Originally Posted by
thrust
Edit: OP appears to have deleted his question
AA commuter clause doesn’t even require the commute to be via air, let alone a “backup flight option”. Don’t have to share any info about why you’re utilizing commuter miss. Tread lightly on probation and don’t abuse it and it’s a non-event. Use it often and expect lots of scrutiny. Fair.
UAL definitely leads on deadhead language, crew meals, vacancy bidding, and maybe premium pay (AA capped at 150% for now, with a ridiculous sick offset). UAL has a different set up for excess B-fund money- into a health care savings thing versus cash to you like AA and DAL. Pros and cons. UAL has unfilled CA positions and widebody FOs in undesirable locations where you will be on reserve forever if that motivates you, you said it doesn’t. UAL has seniority list instructors, if that motivates you. UAL appears to have better management that actually cares about its customers and wants to be good at something.
AA has better reserve rules, if only because of the lack of UAL’s global reserve and airport standby BS. F that. AA has lowest new hire seat lock- 6 months, so fairly easy to transfer from 737 to 320 or vice versa and get where you want. AA’s scheduling/reassignment/recovery obligation rules appear to lag the industry. The company blocks too many trips for IOE. There’s basically no way to double dip. I have no clue how that compares to UAL, but it definitely lags DAL. Profit sharing is a joke. Seniority movement via massive amount of retirements is insane, but it certainly isn’t coming via growth. AA management appears to be content to just go through the motions and simply exist. They genuinely believe that the schedule is the product- getting from point A to B when a customer has no other option. Basically given up on competing head to head. Whatever, do you job and nothing more and go home.
Go with the first one that hires you and allows you a minimal commute in a place you’d like to live. Really can’t go wrong with either.
Update: I ended up landing an interview with AA and start with them in a couple weeks. Being based where I live, and eligible for all of the bonuses my regional is giving me is an absolute no brainer. My only hang up I had before about AA, was having to wait until later in the year to flow. That's not a factor anymore.

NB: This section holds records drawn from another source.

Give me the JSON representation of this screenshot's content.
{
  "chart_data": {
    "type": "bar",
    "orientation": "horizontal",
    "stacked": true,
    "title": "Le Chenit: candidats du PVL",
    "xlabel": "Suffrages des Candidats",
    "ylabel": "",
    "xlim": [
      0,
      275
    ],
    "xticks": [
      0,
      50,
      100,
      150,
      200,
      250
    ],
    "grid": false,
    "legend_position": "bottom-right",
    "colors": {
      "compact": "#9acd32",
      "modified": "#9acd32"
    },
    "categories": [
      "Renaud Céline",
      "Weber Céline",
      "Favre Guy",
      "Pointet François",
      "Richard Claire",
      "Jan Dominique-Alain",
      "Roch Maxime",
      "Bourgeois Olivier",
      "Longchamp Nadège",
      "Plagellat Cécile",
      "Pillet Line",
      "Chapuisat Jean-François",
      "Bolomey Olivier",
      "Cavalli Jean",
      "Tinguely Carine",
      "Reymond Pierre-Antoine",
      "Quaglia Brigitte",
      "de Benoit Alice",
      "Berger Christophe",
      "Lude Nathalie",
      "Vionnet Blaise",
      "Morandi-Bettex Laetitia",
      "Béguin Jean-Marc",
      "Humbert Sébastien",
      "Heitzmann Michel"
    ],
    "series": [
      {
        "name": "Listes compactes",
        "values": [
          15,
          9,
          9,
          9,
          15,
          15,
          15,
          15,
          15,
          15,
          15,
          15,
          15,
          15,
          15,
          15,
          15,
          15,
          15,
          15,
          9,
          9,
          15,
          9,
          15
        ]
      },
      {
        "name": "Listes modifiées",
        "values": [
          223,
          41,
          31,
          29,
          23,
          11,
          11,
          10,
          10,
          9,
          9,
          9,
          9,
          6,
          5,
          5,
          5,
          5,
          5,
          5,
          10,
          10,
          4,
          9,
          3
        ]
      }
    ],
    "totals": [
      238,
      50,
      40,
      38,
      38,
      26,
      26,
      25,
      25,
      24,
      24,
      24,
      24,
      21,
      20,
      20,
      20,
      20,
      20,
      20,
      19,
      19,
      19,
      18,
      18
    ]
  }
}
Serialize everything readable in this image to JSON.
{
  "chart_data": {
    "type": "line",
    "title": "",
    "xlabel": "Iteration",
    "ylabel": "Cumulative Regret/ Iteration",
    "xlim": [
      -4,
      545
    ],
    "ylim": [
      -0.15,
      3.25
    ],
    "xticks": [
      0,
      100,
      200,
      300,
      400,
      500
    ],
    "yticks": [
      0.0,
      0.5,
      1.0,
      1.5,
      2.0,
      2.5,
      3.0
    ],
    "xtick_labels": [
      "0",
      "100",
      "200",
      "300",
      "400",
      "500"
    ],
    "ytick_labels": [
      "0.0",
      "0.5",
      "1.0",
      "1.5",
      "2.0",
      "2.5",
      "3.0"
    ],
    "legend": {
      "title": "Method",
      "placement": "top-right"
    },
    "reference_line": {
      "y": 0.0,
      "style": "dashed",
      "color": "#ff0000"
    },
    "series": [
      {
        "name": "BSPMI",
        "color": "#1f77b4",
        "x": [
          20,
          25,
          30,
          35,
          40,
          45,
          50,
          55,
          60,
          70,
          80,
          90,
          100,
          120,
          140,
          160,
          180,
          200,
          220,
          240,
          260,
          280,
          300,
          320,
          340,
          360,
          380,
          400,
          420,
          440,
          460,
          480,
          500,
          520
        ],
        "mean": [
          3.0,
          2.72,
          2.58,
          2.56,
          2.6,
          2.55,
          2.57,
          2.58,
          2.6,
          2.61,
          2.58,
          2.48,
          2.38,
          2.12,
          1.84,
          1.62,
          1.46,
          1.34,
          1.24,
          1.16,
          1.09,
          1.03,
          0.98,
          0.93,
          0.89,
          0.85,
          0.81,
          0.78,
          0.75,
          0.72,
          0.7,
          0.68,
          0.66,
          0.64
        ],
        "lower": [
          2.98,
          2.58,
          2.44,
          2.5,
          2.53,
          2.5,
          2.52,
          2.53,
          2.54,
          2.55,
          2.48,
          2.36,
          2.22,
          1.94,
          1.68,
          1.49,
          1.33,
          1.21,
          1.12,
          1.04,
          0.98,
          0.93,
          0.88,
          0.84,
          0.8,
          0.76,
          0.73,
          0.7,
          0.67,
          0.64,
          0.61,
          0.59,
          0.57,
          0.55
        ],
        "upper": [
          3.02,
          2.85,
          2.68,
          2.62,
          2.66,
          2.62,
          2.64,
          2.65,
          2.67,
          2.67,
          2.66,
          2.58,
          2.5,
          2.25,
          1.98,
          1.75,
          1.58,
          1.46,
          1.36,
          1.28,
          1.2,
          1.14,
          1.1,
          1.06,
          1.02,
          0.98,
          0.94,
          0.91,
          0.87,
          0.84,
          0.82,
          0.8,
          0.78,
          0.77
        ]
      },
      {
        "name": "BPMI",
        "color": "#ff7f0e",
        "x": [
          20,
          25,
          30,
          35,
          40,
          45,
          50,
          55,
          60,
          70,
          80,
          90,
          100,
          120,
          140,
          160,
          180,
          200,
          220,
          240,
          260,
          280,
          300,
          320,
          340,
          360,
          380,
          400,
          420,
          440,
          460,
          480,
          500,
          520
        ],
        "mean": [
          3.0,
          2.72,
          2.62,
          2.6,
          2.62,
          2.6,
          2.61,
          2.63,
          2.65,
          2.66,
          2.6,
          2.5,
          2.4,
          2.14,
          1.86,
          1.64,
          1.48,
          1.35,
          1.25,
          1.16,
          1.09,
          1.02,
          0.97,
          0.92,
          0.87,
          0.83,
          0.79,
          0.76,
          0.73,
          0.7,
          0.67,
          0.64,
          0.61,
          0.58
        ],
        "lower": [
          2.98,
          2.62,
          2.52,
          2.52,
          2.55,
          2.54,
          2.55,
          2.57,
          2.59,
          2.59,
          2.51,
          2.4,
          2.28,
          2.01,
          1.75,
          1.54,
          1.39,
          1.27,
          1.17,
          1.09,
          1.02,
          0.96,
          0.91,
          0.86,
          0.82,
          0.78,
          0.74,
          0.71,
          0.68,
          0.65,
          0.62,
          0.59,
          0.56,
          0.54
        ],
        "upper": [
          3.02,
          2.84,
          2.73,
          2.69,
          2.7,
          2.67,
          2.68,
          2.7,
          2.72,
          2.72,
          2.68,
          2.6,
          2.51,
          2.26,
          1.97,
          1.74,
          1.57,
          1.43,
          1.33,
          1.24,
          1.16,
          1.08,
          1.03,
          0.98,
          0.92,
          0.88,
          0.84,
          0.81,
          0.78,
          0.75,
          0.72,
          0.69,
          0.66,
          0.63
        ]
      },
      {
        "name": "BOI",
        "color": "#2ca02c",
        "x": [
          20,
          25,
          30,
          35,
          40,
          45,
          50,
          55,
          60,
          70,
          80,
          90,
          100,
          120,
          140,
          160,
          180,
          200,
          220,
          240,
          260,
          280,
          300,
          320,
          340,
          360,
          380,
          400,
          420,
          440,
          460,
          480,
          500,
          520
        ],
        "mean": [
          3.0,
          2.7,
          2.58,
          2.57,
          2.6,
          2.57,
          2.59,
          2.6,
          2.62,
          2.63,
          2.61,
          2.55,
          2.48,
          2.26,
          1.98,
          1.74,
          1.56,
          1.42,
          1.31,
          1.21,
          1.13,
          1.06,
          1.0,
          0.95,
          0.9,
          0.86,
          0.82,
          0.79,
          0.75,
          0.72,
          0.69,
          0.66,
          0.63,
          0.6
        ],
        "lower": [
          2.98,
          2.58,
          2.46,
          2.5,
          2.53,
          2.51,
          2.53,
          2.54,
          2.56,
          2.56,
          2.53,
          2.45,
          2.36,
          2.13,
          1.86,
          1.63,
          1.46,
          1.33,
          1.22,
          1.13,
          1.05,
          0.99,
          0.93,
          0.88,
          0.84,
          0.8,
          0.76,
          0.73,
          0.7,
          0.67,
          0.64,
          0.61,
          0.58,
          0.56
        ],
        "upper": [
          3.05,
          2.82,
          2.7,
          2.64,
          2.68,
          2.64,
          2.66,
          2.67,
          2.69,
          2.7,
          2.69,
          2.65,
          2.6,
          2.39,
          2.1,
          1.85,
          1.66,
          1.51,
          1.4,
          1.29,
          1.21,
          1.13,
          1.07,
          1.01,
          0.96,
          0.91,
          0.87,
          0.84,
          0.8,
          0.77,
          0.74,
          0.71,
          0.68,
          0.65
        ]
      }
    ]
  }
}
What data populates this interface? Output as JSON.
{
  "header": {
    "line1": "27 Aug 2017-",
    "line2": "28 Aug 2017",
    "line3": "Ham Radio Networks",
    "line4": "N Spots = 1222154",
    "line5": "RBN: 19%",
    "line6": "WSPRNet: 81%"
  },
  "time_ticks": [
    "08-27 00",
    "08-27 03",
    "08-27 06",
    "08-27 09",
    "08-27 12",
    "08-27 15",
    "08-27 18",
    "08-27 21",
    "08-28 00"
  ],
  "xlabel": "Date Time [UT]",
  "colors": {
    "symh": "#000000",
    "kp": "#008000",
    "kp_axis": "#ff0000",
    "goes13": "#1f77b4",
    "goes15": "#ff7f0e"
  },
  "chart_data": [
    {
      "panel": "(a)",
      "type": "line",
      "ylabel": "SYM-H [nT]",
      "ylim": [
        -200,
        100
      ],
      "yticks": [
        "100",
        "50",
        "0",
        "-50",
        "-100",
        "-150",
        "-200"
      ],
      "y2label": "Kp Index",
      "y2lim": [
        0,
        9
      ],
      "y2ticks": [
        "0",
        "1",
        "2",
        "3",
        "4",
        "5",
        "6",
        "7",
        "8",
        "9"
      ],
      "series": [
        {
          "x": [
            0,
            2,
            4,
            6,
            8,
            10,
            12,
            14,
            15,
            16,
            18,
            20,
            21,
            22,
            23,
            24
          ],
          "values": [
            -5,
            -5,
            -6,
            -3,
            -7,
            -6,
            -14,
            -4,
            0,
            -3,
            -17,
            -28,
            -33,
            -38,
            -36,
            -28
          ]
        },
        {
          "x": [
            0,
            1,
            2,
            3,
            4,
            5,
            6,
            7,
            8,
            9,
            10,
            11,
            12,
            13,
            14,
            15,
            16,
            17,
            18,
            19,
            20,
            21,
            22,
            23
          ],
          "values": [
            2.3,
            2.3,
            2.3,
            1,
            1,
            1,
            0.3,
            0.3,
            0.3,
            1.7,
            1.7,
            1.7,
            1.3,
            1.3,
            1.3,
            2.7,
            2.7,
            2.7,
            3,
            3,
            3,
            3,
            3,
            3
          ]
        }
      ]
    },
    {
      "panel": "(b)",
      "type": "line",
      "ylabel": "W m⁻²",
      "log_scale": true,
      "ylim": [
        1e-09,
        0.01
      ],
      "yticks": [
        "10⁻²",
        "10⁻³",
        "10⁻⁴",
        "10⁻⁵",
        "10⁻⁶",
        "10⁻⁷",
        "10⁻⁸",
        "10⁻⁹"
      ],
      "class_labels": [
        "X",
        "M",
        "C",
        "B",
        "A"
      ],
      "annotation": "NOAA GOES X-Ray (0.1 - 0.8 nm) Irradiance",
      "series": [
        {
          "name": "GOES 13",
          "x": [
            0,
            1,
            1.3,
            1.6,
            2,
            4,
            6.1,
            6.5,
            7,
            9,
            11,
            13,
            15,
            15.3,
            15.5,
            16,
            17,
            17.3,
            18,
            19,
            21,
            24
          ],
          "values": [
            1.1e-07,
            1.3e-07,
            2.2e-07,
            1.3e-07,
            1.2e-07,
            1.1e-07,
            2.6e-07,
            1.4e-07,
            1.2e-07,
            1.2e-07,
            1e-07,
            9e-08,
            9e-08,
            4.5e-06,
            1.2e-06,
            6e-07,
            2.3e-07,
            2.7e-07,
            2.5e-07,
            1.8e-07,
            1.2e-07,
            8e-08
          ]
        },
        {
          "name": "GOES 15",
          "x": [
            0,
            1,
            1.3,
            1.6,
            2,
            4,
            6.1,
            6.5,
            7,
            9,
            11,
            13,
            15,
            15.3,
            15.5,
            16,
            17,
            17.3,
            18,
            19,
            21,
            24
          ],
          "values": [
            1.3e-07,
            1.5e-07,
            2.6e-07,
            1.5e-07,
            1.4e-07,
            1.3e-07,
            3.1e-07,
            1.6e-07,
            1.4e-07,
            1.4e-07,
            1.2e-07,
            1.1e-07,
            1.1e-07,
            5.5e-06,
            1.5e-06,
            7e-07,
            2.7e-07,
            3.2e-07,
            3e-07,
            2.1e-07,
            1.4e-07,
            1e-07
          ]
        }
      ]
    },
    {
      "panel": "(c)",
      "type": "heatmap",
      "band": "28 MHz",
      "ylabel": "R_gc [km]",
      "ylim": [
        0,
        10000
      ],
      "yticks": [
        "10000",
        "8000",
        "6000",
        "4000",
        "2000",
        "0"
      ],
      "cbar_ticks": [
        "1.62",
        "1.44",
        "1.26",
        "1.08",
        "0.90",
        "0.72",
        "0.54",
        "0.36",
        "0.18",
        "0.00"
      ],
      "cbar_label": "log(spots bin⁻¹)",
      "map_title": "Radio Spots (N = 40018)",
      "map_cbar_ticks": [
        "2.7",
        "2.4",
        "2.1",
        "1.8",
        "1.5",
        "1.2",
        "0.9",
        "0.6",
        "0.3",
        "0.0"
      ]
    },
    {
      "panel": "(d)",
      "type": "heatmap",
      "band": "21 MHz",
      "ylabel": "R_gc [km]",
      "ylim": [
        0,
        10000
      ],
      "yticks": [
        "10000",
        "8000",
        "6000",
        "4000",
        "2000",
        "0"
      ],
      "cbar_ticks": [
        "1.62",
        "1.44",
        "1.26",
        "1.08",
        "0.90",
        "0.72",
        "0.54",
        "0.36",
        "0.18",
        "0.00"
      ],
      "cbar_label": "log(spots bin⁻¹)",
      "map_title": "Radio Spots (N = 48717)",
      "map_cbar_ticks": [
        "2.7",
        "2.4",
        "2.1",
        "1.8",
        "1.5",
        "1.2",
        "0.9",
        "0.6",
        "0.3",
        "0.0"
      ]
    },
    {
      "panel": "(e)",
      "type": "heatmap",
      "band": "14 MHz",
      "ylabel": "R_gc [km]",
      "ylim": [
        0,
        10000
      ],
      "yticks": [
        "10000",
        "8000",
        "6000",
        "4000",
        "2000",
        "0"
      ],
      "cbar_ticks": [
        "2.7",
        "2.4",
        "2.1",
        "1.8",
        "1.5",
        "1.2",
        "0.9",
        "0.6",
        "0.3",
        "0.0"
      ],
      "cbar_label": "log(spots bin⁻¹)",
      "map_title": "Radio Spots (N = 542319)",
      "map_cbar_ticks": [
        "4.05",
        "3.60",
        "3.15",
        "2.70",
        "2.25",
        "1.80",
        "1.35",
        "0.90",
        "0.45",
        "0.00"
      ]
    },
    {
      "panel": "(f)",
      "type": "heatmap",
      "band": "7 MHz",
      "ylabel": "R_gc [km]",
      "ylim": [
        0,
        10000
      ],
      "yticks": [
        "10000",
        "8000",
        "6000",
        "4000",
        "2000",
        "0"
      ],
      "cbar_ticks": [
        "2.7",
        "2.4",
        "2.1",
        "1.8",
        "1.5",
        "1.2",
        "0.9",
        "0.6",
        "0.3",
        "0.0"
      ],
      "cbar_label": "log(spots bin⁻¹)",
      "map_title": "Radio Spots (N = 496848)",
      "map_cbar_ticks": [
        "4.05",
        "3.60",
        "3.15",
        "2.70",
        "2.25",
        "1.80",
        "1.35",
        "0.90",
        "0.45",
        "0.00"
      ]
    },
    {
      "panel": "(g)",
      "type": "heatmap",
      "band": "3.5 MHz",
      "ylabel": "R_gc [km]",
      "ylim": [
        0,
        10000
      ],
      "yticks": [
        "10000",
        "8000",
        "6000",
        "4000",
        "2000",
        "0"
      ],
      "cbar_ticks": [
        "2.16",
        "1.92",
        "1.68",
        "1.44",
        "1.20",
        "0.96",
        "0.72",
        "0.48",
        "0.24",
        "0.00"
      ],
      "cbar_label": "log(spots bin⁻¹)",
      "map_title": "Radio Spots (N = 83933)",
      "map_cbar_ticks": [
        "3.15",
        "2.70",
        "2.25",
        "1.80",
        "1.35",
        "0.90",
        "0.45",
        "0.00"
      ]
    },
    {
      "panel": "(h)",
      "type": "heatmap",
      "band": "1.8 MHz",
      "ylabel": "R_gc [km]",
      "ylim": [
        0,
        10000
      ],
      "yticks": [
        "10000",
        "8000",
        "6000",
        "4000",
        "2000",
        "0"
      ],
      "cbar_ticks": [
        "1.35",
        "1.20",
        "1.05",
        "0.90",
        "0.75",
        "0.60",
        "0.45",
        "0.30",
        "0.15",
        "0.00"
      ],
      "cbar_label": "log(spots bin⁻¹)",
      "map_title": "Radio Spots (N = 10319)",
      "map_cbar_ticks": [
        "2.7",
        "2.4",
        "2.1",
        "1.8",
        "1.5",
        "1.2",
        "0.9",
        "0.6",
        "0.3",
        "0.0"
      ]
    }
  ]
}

I feel blessed to have so many great opportunities. UPS would have been a financial gold mine as someone put it, but after researching the lifestyle and talking to a few pilots there, I decided it's not for me. Don't want to commute either. I agree, UA is a better managed airline and offers an overall better product, but commuting is the cardinal sin in this job. I feel lucky to have everything fall into place. Getting to a legacy based at home is a gold mine to me. I appreciate everyone's advice and input.